Furthermore, it was interesting to note that all the markers corresponding to the three C. liberica introgressed fragments exhibited no segregation distortion and that recombination events occurred between markers. These findings support the earlier reported view that the introgression of genes into C. arabica from diploid species like C. canephora appears not to be limited by differences in either sequence homology or chromosomal structure (Herrera et al. 2002; Noir et al. 2003).

A probable consequence of the introgressed origin of the SH3 resistance gene was that the AFLP technique proved to be a powerful tool for identifying linked DNA markers. A total of 21 markers tightly linked to the SH3 rust resistance gene were identified. Similarly, Noir et al. (2003) demonstrated the efficiency of AFLP in identifying markers linked to an introgressed major gene (Mex-1) conferring resistance to root-knot nematode (Meloidogyne exigua) in C. arabica. In both cases, introgressed materials involving two different diploid species (C. canephora and C. liberica) were used as the source of resistance and almost all genetic polymorphism in such materials, as revealed by molecular markers, was attributed to the introgression process (Lashermes et al. 2000b; Prakash et al. 2002).

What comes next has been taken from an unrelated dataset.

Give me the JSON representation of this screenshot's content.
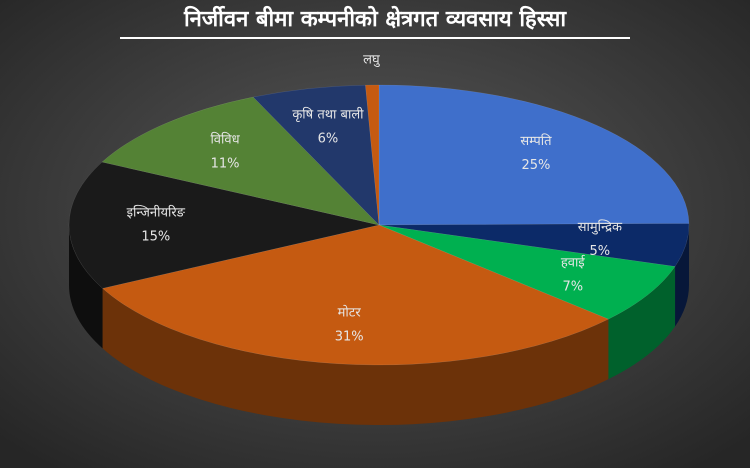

It is apparent that the usefulness of the identified AFLP markers linked to the SH3 gene in marker-assisted selection (MAS) will depend on the distance and orientation of the markers with respect to the gene (Frisch and Melchinger 2001; Hospital 2001). High efficiencies require small distances between the markers and the genes, thereby minimising the chances of recombination between the marker and the gene of interest. In our study, all of the markers linked to the SH3 gene were distributed at a distance of 6.3 cM, and the recombination within the introgressed region was also evident as six recombinants were identified in the population. However, no recombinant individuals were detected between the SH3 and marker M8. In fact, this marker was found to co-segregate perfectly with SH3, which determines the high selection efficiency of this marker for resistance genotypes.

The identification of molecular markers linked to rust resistance genes is an important starting point towards improving the selection efficiency in coffee breeding programmes. This is the first report on DNA markers linked to a gene conferring rust resistance in coffee. As the resistance in coffee is known to be governed by the gene-for-gene concept, there is a potential for high similarities among the SH resistance genes, and this molecular information generated on SH3 affords insight and scope to approach other SH genes. Further, the identified markers may also be used for pyramiding of the different resistance sources (Duvick 1996; Liu et al. 2000). As breeding for rust resistance is an important part of coffee breeding programmes, efforts are being made to convert the identified AFLP markers into sequence-specific PCR-based markers (Koebner et al. 1998; Arru et al. 2003). Thus, the findings of the present study are the first step towards exploitation of MAS and map-based gene cloning strategies in coffee.